To respond to the health care needs of the PDLs, each prison unit contains a health care unit and, in 2010, the prison management created an Emergency Care Unit in the prison complex, replacing the General Penitentiary Hospital. The Penal Sanatorium (PS), also located in this complex, undertakes TB control measures, including care of patients. The PS includes a mobile TB diagnosis and treatment service, as well as 104 hospital beds (including seven isolation beds for cases of anti-TB drug resistance), a radiology service, a microbiology laboratory with equipment to undertake bacilloscopy, BK cultures, and drug sensitivity testing (DST).

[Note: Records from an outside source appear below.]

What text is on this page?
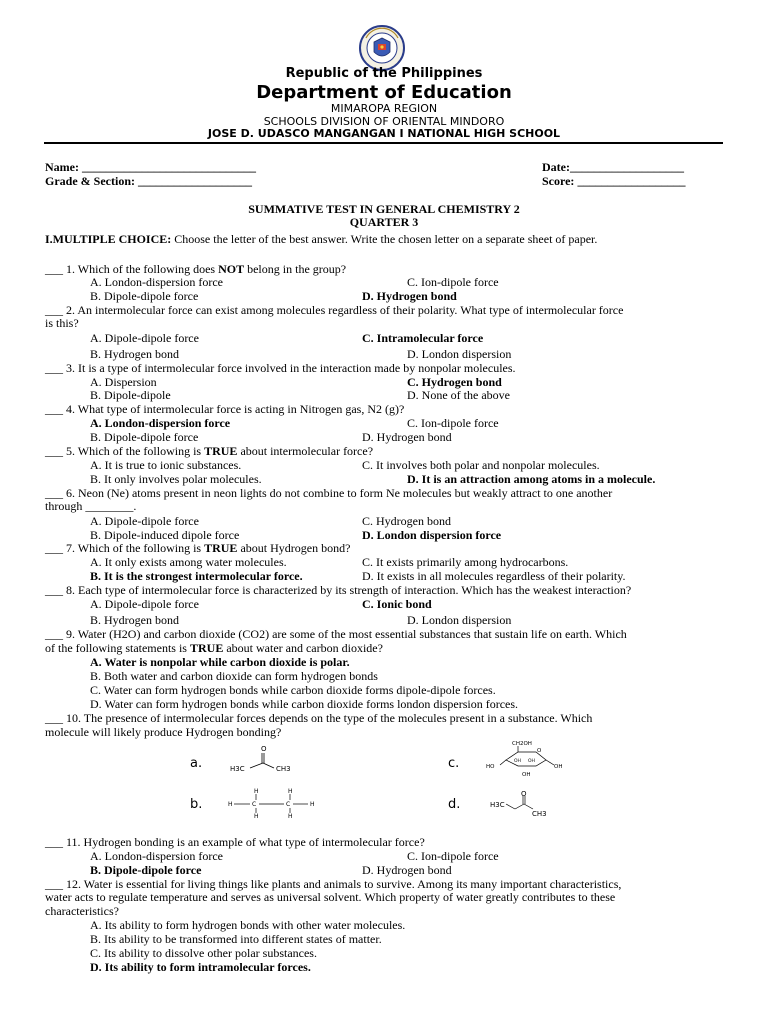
Republic of the Philippines
Department of Education
MIMAROPA REGION
SCHOOLS DIVISION OF ORIENTAL MINDORO
JOSE D. UDASCO MANGANGAN I NATIONAL HIGH SCHOOL
Name: _____________________________	Date:___________________
Grade & Section: ___________________	Score: __________________
SUMMATIVE TEST IN GENERAL CHEMISTRY 2
QUARTER 3
I.MULTIPLE CHOICE: Choose the letter of the best answer. Write the chosen letter on a separate sheet of paper.
___ 1. Which of the following does NOT belong in the group?
A. London-dispersion force	C. Ion-dipole force
B. Dipole-dipole force	D. Hydrogen bond
___ 2. An intermolecular force can exist among molecules regardless of their polarity. What type of intermolecular force
is this?
A. Dipole-dipole force	C. Intramolecular force
B. Hydrogen bond	D. London dispersion
___ 3. It is a type of intermolecular force involved in the interaction made by nonpolar molecules.
A. Dispersion	C. Hydrogen bond
B. Dipole-dipole	D. None of the above
___ 4. What type of intermolecular force is acting in Nitrogen gas, N2 (g)?
A. London-dispersion force	C. Ion-dipole force
B. Dipole-dipole force	D. Hydrogen bond
___ 5. Which of the following is TRUE about intermolecular force?
A. It is true to ionic substances.	C. It involves both polar and nonpolar molecules.
B. It only involves polar molecules.	D. It is an attraction among atoms in a molecule.
___ 6. Neon (Ne) atoms present in neon lights do not combine to form Ne molecules but weakly attract to one another
through ________.
A. Dipole-dipole force	C. Hydrogen bond
B. Dipole-induced dipole force	D. London dispersion force
___ 7. Which of the following is TRUE about Hydrogen bond?
A. It only exists among water molecules.	C. It exists primarily among hydrocarbons.
B. It is the strongest intermolecular force.	D. It exists in all molecules regardless of their polarity.
___ 8. Each type of intermolecular force is characterized by its strength of interaction. Which has the weakest interaction?
A. Dipole-dipole force	C. Ionic bond
B. Hydrogen bond	D. London dispersion
___ 9. Water (H2O) and carbon dioxide (CO2) are some of the most essential substances that sustain life on earth. Which
of the following statements is TRUE about water and carbon dioxide?
A. Water is nonpolar while carbon dioxide is polar.
B. Both water and carbon dioxide can form hydrogen bonds
C. Water can form hydrogen bonds while carbon dioxide forms dipole-dipole forces.
D. Water can form hydrogen bonds while carbon dioxide forms london dispersion forces.
___ 10. The presence of intermolecular forces depends on the type of the molecules present in a substance. Which
molecule will likely produce Hydrogen bonding?
a.
O
H3C	CH3	c.
CH2OH
O
HO
OH OH
OH
OH
b.
H	H
H	C	C	H
H	H
d.	H3C
O
CH3
___ 11. Hydrogen bonding is an example of what type of intermolecular force?
A. London-dispersion force	C. Ion-dipole force
B. Dipole-dipole force	D. Hydrogen bond
___ 12. Water is essential for living things like plants and animals to survive. Among its many important characteristics,
water acts to regulate temperature and serves as universal solvent. Which property of water greatly contributes to these
characteristics?
A. Its ability to form hydrogen bonds with other water molecules.
B. Its ability to be transformed into different states of matter.
C. Its ability to dissolve other polar substances.
D. Its ability to form intramolecular forces.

In the state of RJ, PDLs, of which around 50% are awaiting sentencing, have a profile similar to that of the incarcerated population throughout the country3. It is a young, predominately male population, with little education, living principally in poorer communities or the slums of the state’s larger cities, particularly in the city of Rio de Janeiro and its metropolitan region4. Beyond this, 40.7% of the PDLs report previous incarceration and 9.6% have a history of TB4,5. Amongst these PDLs, the rate of TB detection is particularly high, around 30 times higher than the state’s general population6.

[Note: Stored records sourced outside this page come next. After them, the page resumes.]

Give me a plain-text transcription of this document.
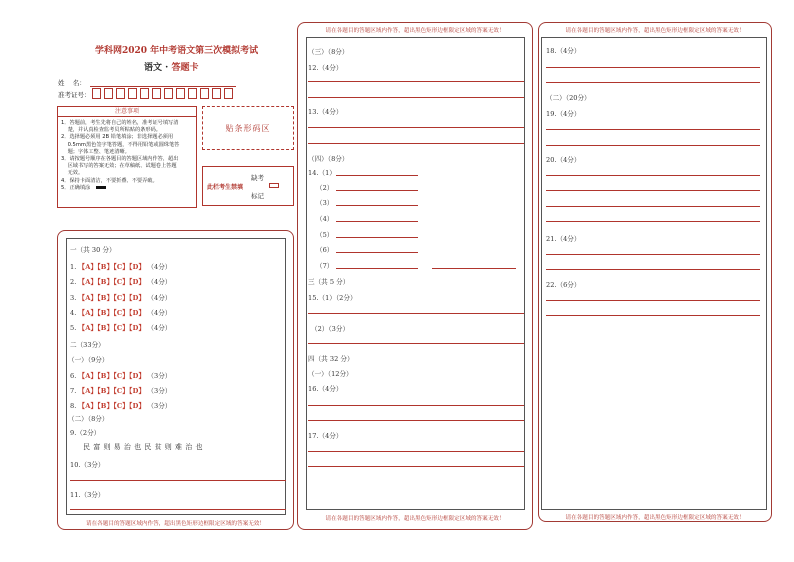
学科网2020 年中考语文第三次模拟考试
语文 · 答题卡
姓    名：
准考证号：
注意事项
1．答题前，考生先将自己的姓名，准考证号填写清
楚，并认真检查监考员所粘贴的条形码。
2．选择题必须用 2B 铅笔填涂；非选择题必须用
0.5mm黑色签字笔答题，不得用铅笔或圆珠笔答
题；字体工整、笔迹清晰。
3．请按题号顺序在各题目的答题区域内作答，超出
区域书写的答案无效；在草稿纸、试题卷上答题
无效。
4．保持卡面清洁，不要折叠、不要弄破。
5．正确填涂
贴条形码区
缺考
此栏考生禁填
标记
请在各题目的答题区域内作答，超出黑色矩形边框限定区域的答案无效！
一（共 30 分）
1. 【A】【B】【C】【D】 （4分）
2. 【A】【B】【C】【D】 （4分）
3. 【A】【B】【C】【D】 （4分）
4. 【A】【B】【C】【D】 （4分）
5. 【A】【B】【C】【D】 （4分）
二（33分）
（一）（9分）
6. 【A】【B】【C】【D】 （3分）
7. 【A】【B】【C】【D】 （3分）
8. 【A】【B】【C】【D】 （3分）
（二）（8分）
9.（2分）
民 富 则 易 治 也 民 贫 则 难 治 也
10.（3分）
11.（3分）
请在各题目的答题区域内作答，超出黑色矩形边框限定区域的答案无效！
请在各题目的答题区域内作答，超出黑色矩形边框限定区域的答案无效！
（三）（8分）
12.（4分）
13.（4分）
（四）（8分）
14.（1）
（2）
（3）
（4）
（5）
（6）
（7）
三（共 5 分）
15.（1）（2分）
（2）（3分）
四（共 32 分）
（一）（12分）
16.（4分）
17.（4分）
请在各题目的答题区域内作答，超出黑色矩形边框限定区域的答案无效！
请在各题目的答题区域内作答，超出黑色矩形边框限定区域的答案无效！
18.（4分）
（二）（20分）
19.（4分）
20.（4分）
21.（4分）
22.（6分）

From 1962 to 2001, the TB control measures carried out were centered in the PS, being limited to case-finding in response to spontaneous attendance and hospitalization and supervised treatment in the PS for a period of 2 to 3 months. After this period, patients returned to their prison of origin, where interruption of the treatment was common. As Figures 1 and 2 show, the high annual detection rates remained stable, around 1,600/100,000, and rates of cure did not exceed 55%6. Starting in 2001, the State Secretary of Penitentiary Administration (SSPA) progressively rolled out the Tuberculosis Control Program (TCP), based on detection strategies for cases, and supervised treatment in the prison units themselves. Hospitalization in the PS was limited to cases of bacterial resistance, cases associated with HIV/Aids or diabetes, cases of retreatment, or clinical complications resultant from the disease (p.ex. hemoptysis), or from treatment itself.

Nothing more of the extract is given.